Update:
See this blog post for performance details:
SELECT * FROM table WHERE field & number = number SELECT * FROM table WHERE field | number = number
This metric can be effective in two ways:
- To avoid early table scans (since the value for comparison is contained in the index itself)
- To limit the range of considered values.
None of the conditions in the queries above can be changed, this index will not be used to scan the range (with conditions such as now).
However, point 1 saved, and the index may be useful.
If your table contains, say, 100 bytes per row on average and 1,000,000 records, then scanning the table will need to scan 100 Mb data.
If you have an index (with a 4 byte key, a 6 byte line pointer and some internal overhead), the request will only need to scan 10 Mb data, plus additional data from the if table, the filter will be successful.

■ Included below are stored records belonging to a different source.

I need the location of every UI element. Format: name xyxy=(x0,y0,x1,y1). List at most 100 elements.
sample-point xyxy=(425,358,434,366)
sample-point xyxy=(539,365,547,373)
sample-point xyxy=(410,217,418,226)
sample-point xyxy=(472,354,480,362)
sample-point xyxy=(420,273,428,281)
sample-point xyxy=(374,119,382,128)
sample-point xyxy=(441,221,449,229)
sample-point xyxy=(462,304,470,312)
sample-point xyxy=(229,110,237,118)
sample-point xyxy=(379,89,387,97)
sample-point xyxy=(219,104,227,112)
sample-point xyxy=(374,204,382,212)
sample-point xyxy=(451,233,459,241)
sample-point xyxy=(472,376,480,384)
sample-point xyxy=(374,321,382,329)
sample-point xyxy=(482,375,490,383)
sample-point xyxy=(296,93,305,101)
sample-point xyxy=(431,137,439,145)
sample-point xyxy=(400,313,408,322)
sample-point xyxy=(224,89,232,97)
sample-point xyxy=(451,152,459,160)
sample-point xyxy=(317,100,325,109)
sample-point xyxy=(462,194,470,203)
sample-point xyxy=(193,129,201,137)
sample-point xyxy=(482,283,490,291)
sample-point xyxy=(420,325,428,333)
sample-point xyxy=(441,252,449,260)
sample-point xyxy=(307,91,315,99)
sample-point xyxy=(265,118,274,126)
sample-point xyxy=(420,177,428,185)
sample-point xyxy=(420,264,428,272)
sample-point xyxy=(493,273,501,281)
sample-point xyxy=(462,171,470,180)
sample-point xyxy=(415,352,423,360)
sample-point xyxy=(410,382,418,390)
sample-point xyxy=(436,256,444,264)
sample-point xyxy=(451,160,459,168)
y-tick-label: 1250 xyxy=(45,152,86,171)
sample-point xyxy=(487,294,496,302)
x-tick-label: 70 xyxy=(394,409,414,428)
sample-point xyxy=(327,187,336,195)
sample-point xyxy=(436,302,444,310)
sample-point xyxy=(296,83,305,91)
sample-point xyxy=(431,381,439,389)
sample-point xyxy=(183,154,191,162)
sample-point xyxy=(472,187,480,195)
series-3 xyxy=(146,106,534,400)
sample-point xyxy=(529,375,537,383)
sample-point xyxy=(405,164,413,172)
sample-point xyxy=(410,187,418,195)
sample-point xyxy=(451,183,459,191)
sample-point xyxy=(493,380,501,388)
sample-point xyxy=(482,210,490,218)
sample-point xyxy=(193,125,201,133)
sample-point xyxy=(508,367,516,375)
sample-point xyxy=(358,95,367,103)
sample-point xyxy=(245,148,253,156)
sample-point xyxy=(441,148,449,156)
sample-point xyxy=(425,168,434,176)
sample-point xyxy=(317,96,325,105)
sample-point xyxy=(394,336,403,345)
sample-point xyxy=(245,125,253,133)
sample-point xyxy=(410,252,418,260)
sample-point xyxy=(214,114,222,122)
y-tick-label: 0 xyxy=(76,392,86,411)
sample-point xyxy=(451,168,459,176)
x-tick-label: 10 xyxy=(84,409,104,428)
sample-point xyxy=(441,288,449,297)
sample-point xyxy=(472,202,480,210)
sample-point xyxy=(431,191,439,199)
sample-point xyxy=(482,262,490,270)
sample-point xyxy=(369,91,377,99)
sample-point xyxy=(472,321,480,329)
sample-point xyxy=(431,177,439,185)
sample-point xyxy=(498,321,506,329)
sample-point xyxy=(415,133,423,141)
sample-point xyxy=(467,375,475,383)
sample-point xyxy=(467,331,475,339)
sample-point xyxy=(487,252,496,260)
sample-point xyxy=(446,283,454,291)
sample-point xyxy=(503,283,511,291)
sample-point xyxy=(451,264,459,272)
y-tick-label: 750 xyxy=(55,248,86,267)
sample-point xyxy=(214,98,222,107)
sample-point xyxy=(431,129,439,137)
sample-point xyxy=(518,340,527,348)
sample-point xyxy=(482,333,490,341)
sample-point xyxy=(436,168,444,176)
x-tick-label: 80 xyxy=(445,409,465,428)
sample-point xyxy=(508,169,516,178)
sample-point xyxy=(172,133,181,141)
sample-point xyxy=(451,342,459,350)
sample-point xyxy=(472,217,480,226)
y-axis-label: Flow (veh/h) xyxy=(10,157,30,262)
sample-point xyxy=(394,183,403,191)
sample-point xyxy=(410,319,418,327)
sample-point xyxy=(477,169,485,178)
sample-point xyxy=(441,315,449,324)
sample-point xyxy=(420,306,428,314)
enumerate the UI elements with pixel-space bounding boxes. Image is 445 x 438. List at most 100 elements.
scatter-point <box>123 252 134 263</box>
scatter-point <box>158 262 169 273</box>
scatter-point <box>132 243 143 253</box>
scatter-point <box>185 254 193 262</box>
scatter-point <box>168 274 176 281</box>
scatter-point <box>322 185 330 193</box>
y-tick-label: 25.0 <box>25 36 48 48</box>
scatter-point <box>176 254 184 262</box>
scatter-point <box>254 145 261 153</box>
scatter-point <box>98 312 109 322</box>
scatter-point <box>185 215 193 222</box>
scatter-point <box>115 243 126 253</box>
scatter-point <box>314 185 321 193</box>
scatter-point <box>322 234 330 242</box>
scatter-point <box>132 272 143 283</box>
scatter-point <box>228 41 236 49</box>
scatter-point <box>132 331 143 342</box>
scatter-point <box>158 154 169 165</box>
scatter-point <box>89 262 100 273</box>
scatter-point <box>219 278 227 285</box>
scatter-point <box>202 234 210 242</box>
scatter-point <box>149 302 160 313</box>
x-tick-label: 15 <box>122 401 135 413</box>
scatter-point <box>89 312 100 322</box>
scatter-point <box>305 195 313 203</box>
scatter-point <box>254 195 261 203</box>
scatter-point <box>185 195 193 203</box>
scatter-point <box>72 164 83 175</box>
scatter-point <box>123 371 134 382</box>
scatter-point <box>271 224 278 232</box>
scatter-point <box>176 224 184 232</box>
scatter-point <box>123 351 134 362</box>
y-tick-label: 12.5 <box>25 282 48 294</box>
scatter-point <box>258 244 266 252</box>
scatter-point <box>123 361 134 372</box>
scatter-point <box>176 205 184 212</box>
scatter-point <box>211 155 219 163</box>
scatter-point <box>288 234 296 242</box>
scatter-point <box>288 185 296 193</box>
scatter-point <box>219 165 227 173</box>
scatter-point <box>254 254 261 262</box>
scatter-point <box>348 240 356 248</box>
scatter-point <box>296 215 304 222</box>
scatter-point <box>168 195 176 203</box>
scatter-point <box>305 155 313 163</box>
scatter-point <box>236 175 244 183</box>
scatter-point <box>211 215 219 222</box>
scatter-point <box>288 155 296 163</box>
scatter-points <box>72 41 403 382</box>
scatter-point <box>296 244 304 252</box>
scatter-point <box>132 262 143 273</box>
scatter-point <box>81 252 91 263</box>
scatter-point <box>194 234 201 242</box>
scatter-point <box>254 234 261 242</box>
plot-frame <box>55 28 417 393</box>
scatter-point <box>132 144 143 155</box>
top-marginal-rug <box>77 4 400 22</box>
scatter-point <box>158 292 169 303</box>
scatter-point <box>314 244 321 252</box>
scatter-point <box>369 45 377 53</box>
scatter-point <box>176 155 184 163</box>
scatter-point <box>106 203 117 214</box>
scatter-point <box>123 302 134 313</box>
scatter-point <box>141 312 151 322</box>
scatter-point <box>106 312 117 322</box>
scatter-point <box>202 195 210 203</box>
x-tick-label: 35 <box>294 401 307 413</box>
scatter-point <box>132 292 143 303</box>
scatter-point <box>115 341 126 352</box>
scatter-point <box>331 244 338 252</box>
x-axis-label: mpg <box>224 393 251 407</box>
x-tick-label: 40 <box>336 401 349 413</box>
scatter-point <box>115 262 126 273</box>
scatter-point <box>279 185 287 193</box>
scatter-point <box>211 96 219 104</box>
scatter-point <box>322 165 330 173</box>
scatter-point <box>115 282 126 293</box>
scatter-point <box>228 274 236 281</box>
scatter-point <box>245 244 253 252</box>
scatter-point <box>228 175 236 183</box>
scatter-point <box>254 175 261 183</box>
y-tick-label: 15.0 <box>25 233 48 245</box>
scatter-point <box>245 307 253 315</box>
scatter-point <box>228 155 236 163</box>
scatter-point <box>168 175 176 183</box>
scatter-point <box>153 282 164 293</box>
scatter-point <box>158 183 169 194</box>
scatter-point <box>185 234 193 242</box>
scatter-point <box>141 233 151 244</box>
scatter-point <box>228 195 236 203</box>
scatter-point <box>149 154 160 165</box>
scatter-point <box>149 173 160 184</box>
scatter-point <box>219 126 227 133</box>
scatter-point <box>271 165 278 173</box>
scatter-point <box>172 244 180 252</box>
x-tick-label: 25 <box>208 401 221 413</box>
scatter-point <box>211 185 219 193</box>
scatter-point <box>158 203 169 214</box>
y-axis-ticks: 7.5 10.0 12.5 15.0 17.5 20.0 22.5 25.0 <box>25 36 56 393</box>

- A table scan is more efficient if your condition is not selective (you have a high probability of meeting the condition).
- Index scanning is more effective if your condition is selective (you have a low probability to match the condition).
Both of these queries will require a scan of the entire index.
But by rewriting the AND query, you can also take advantage of index ranking.
This condition:
field & number = number
can only match fields if the most significant bits of number are also set to field .
And you should just provide this additional condition for the request:
SELECT * FROM table WHERE field & number = number AND field >= 0xFFFFFFFF & ~((2 << FLOOR(LOG(2, 0xFFFFFFFF & ~number))) - 1)
This will use the range for coarse filtration and the conditions for fine filtration.
The more bits for number not set at the end, the better.